Boris Nemtsov est resté une personnalité en vue au parlement, où la majorité revenait non plus aux communistes, mais au parti du pouvoir. Le pays était gouverné non plus par Boris Eltsine, mais par Vladimir Poutine.

À la différence de Sergueï Kirienko, qui est rapidement parti dans le pouvoir exécutif, Boris Nemtsov savourait la liberté et la concurrence politique qui étaient encore présentes au parlement.

Nombre d’événements ont suivi : la monstrueuse prise d’otages pendant le spectacle « Nord-Ost » à Moscou, l’affaire Khodorkovski, la défaite de deux partis libéraux aux élections législatives de 2003. Boris Nemtsov s’est retrouvé une fois de plus hors du système.

Mais il a tenu le coup, encore une fois. Il a canalisé toute son expérience vers la formation de l’opposition dite hors système.

À mesure que s’amenuisait la marge de réalisation de ses idées, ses déclarations et ses méthodes d’activités devenaient de plus en plus radicales.

L’exemple de Boris Nemtsov permet de suivre le déplacement d’un projet libéral dit de système (représenté au sein des structures du pouvoir) vers l’échiquier hors système, celui des meetings de rue.

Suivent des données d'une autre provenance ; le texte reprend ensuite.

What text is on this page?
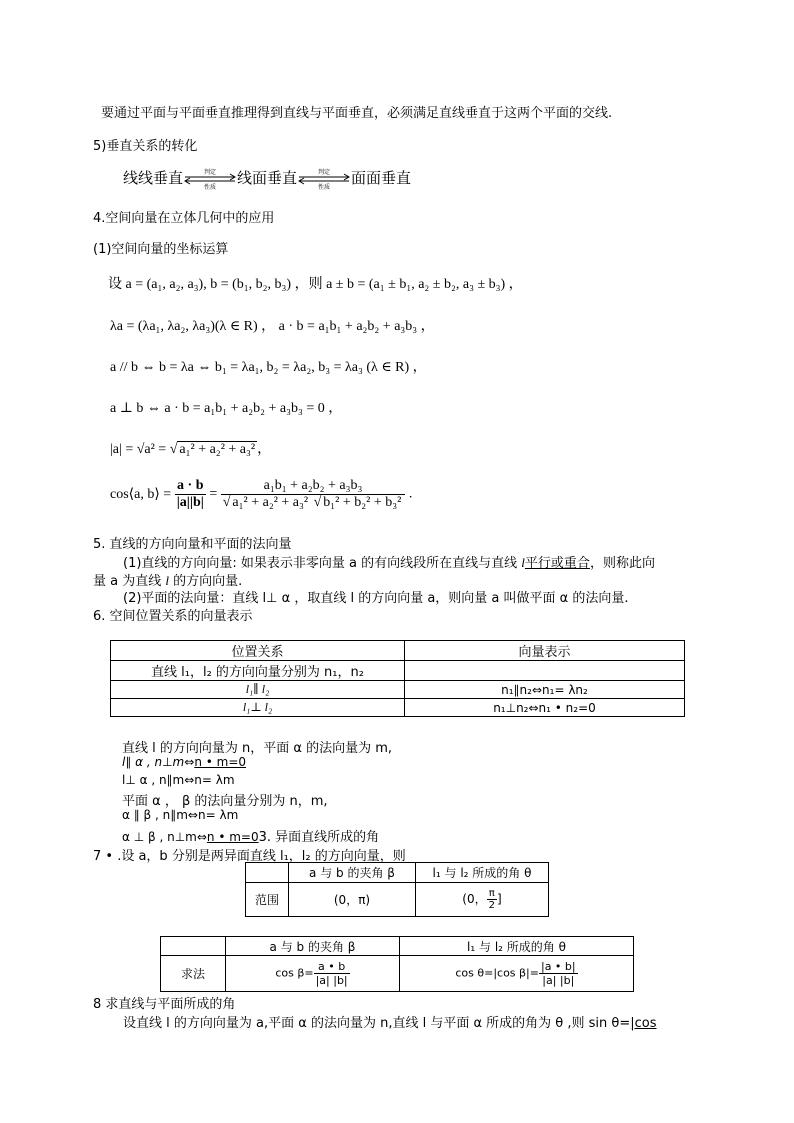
要通过平面与平面垂直推理得到直线与平面垂直，必须满足直线垂直于这两个平面的交线.
5)垂直关系的转化
线线垂直	判定
性质 线面垂直	判定
性质 面面垂直
4.空间向量在立体几何中的应用
(1)空间向量的坐标运算
设 a = (a₁, a₂, a₃), b = (b₁, b₂, b₃) ，则 a ± b = (a₁ ± b₁, a₂ ± b₂, a₃ ± b₃) ，
λa = (λa₁, λa₂, λa₃)(λ ∈ R) ， a · b = a₁b₁ + a₂b₂ + a₃b₃ ，
a // b ⇔ b = λa ⇔ b₁ = λa₁, b₂ = λa₂, b₃ = λa₃ (λ ∈ R) ，
a ⊥ b ⇔ a · b = a₁b₁ + a₂b₂ + a₃b₃ = 0 ，
|a| = √a² = √ a₁² + a₂² + a₃² ，
cos⟨a, b⟩ = $\frac{a \cdot b}{|a||b|} = \frac{\text{a₁b₁ + a₂b₂ + a₃b₃}}{\text{√ a₁² + a₂² + a₃² √ b₁² + b₂² + b₃²}}$ .
5. 直线的方向向量和平面的法向量
(1)直线的方向向量: 如果表示非零向量 a 的有向线段所在直线与直线 l平行或重合，则称此向
量 a 为直线 l 的方向向量.
(2)平面的法向量：直线 l⊥ α ，取直线 l 的方向向量 a，则向量 a 叫做平面 α 的法向量.
6. 空间位置关系的向量表示
位置关系	向量表示
直线 l₁，l₂ 的方向向量分别为 n₁，n₂	
l₁∥ l₂	n₁∥n₂⇔n₁= λn₂
l₁⊥ l₂	n₁⊥n₂⇔n₁ • n₂=0
直线 l 的方向向量为 n，平面 α 的法向量为 m,
l∥ α , n⊥m⇔n • m=0
l⊥ α , n∥m⇔n= λm
平面 α ， β 的法向量分别为 n，m,
α ∥ β , n∥m⇔n= λm
α ⊥ β , n⊥m⇔n • m=03. 异面直线所成的角
7 • .设 a，b 分别是两异面直线 l₁，l₂ 的方向向量，则
	a 与 b 的夹角 β	l₁ 与 l₂ 所成的角 θ
范围	(0，π)	(0， $\frac{\pi}{2}$ ]
	a 与 b 的夹角 β	l₁ 与 l₂ 所成的角 θ
求法	$\cos \beta= \frac{a • b}{|a| |b|}$	cos θ=|cos $\beta|= \frac{|a • b|}{|a| |b|}$
8 求直线与平面所成的角
设直线 l 的方向向量为 a,平面 α 的法向量为 n,直线 l 与平面 α 所成的角为 θ ,则 sin θ=|cos
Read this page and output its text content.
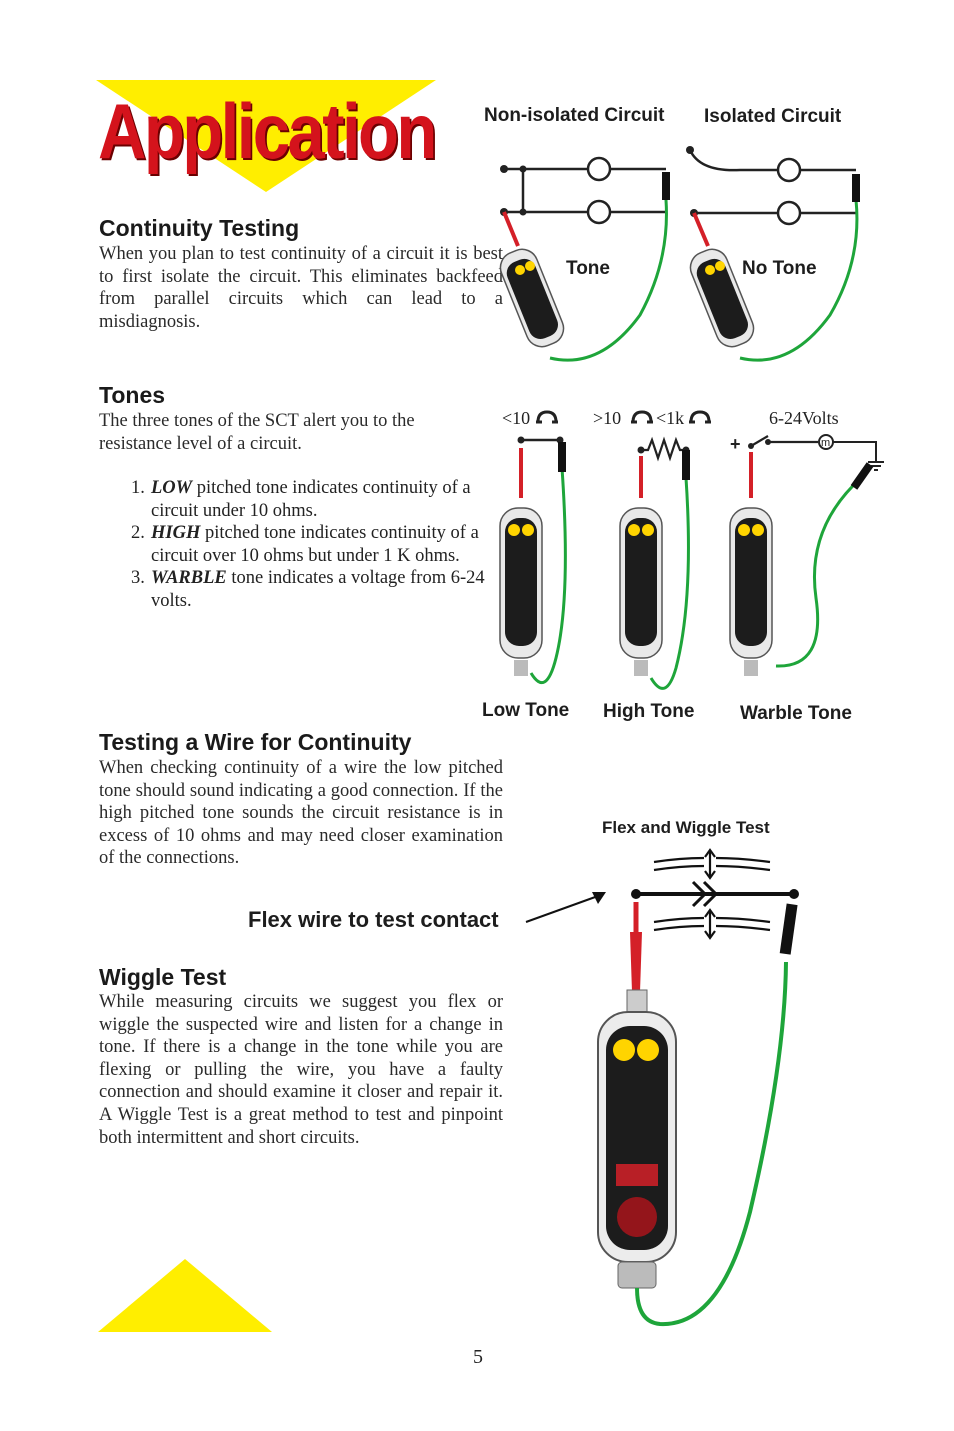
Application
Continuity Testing
When you plan to test continuity of a circuit it is best to first isolate the circuit. This eliminates backfeed from parallel circuits which can lead to a misdiagnosis.
Non-isolated Circuit Isolated Circuit
Tone	No Tone
Tones
The three tones of the SCT alert you to the resistance level of a circuit.
1. LOW pitched tone indicates continuity of a circuit under 10 ohms.
2. HIGH pitched tone indicates continuity of a circuit over 10 ohms but under 1 K ohms.
3. WARBLE tone indicates a voltage from 6-24 volts.
<10	>10 <1k	6-24Volts
+	m
Low Tone High Tone Warble Tone
Testing a Wire for Continuity
When checking continuity of a wire the low pitched tone should sound indicating a good connection. If the high pitched tone sounds the circuit resistance is in excess of 10 ohms and may need closer examination of the connections.
Flex wire to test contact
Flex and Wiggle Test
Wiggle Test
While measuring circuits we suggest you flex or wiggle the suspected wire and listen for a change in tone. If there is a change in the tone while you are flexing or pulling the wire, you have a faulty connection and should examine it closer and repair it. A Wiggle Test is a great method to test and pinpoint both intermittent and short circuits.
5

Et le leader de ce mouvement a été tué, de manière cruelle et démonstrative. Au milieu du pont qui mène tant à la cathédrale qu’au Kremlin, les deux grands symboles de la Russie moderne.

Ces tirs ont-ils assassiné le libéralisme en Russie ? La marche à la mémoire de Boris Nemtsov, qui a rassemblé le 1er mars plusieurs dizaines de milliers de gens libres dans tout le pays, laisse espérer que non.

Irina Khakamada est une personnalité politique et publique qui a travaillé au gouvernement avec Boris Nemtsov au poste de présidente du Comité d’État de Russie pour le soutien et le développement des PME.